Innovation Collaboration

by Andre Laurin 4/20/2010

Every now and again, we like to use simple everyday situations to illustrate how easy Innovation and Idea Management can be.

In the latest installation of this theme, I will share a simple example of collaboration and its ripple effects across a seemingly complex, diverse and siloed environment.

Last Friday evening I was returning home from work by car. The highway was jammed so I decided to take the longer, more pastoral and usually less congested road that runs along Montreal’s lakeshore (Montreal for those who don’t know is an island-city). When the cross-street that I was on hit Lakeshore Road, traffic was bumper-to-bumper; as a result of the single-lane only configuration, this had all the potential of being a worse case scenario than the multi-lane freeway. But a remarkable thing happened on our way to gridlock: the person in front of me who was waiting to merge was let in  by a driver already on Lakeshore Road. That helped our situation and we got moving. A little ways down, another car was waiting to merge onto Lakeshore Road and the car in front of me (the lady who had been let in) now let that person in; and the driver waived “thank you” in appreciation. Everyone in sight followed the example and cars started merging like the teeth meshing on a zipper.

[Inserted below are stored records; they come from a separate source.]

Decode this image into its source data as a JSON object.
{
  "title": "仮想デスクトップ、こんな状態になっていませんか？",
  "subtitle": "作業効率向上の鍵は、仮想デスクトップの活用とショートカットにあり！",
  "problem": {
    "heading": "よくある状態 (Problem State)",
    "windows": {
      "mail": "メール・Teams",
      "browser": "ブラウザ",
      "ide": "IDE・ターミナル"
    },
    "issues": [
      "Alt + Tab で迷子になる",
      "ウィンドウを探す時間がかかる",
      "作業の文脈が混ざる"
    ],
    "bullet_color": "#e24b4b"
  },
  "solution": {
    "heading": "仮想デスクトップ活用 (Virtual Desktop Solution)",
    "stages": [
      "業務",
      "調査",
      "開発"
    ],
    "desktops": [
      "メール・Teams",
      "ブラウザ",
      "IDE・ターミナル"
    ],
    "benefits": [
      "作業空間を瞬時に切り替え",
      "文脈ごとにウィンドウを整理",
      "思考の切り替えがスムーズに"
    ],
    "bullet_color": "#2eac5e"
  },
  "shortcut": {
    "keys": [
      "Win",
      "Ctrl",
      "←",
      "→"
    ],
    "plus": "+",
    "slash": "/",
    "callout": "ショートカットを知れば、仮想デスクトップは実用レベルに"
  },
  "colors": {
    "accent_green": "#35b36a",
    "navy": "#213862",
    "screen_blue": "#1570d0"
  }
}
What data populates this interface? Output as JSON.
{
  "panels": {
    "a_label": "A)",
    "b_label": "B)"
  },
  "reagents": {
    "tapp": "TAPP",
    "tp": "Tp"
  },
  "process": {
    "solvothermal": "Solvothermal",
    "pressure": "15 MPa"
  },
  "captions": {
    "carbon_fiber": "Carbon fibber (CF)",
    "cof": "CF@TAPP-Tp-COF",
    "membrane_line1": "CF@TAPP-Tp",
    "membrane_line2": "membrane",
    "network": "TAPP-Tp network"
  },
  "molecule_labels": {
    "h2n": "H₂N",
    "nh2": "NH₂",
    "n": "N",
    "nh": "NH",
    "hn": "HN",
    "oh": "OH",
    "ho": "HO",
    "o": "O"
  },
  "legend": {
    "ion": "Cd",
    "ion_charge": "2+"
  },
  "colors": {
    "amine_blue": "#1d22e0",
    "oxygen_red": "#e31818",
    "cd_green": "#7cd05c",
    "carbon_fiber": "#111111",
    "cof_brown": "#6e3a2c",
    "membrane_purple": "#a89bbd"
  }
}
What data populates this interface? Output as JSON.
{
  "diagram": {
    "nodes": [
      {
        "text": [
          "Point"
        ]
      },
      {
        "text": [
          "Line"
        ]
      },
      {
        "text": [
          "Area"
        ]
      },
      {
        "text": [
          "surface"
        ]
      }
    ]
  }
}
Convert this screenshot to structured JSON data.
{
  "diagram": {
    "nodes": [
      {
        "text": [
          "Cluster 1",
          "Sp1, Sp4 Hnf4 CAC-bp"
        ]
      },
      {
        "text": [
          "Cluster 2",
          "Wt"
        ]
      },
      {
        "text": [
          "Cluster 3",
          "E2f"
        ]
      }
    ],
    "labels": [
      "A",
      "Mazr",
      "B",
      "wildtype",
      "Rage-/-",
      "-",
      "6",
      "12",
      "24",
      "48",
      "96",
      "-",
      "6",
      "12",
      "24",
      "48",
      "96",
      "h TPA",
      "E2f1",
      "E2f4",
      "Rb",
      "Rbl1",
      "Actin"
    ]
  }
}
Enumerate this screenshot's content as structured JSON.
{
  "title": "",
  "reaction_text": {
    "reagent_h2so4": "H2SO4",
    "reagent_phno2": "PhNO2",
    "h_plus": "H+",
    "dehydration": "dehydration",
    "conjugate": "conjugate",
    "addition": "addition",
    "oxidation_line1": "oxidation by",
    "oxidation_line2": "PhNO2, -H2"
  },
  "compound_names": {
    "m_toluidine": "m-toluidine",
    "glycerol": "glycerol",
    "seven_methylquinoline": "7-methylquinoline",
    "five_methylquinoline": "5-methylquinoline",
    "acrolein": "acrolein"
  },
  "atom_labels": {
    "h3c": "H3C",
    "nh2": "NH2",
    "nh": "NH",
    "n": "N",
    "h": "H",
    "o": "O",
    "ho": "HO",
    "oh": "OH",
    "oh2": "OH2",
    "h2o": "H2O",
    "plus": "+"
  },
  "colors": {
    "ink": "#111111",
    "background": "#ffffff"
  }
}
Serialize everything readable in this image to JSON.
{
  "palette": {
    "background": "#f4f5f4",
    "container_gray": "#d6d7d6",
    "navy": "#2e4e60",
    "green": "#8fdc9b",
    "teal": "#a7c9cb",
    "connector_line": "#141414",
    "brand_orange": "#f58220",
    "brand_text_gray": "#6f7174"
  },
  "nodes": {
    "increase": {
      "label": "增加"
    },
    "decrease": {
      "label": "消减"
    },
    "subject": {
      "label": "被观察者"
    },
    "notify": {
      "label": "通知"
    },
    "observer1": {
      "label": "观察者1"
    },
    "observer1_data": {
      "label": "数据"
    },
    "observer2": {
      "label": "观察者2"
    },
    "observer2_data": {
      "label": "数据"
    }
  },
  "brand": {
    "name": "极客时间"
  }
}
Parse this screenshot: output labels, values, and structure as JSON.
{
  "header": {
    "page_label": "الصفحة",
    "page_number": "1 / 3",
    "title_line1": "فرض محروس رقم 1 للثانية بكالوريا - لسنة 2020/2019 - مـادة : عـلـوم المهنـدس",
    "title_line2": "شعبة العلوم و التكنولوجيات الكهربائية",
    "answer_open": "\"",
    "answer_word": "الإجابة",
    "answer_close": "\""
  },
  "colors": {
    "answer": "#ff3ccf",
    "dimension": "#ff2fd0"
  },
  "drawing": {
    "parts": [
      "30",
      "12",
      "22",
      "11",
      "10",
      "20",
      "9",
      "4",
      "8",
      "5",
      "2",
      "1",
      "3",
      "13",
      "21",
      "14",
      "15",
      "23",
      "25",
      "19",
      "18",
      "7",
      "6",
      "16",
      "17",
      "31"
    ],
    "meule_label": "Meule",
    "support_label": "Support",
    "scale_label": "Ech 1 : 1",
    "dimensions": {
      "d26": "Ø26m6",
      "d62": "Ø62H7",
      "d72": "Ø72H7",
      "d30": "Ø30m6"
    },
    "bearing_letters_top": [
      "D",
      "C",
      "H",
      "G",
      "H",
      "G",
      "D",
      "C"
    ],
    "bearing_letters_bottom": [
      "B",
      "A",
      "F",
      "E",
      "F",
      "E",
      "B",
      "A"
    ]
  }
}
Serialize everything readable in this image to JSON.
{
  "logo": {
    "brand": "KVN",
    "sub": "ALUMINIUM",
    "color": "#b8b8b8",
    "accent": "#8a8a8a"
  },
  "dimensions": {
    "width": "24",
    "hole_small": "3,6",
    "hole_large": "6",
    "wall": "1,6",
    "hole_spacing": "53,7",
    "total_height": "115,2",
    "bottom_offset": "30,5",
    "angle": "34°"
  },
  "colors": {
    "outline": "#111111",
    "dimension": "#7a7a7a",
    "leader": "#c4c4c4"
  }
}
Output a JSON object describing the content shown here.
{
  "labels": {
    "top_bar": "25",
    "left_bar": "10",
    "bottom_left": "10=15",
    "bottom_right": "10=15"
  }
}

However, a couple of Stop signs later, the original car that had let the lady in front of me in had to turn onto another congested road. This time, no one let her in and everyone around us stopped moving again.

So when you look at your organization to see where your process is at a roadblock, find the laggards who don’t play as a team and either honk at them or pull them out of the flow. It only takes one road-hog to slow everyone else down.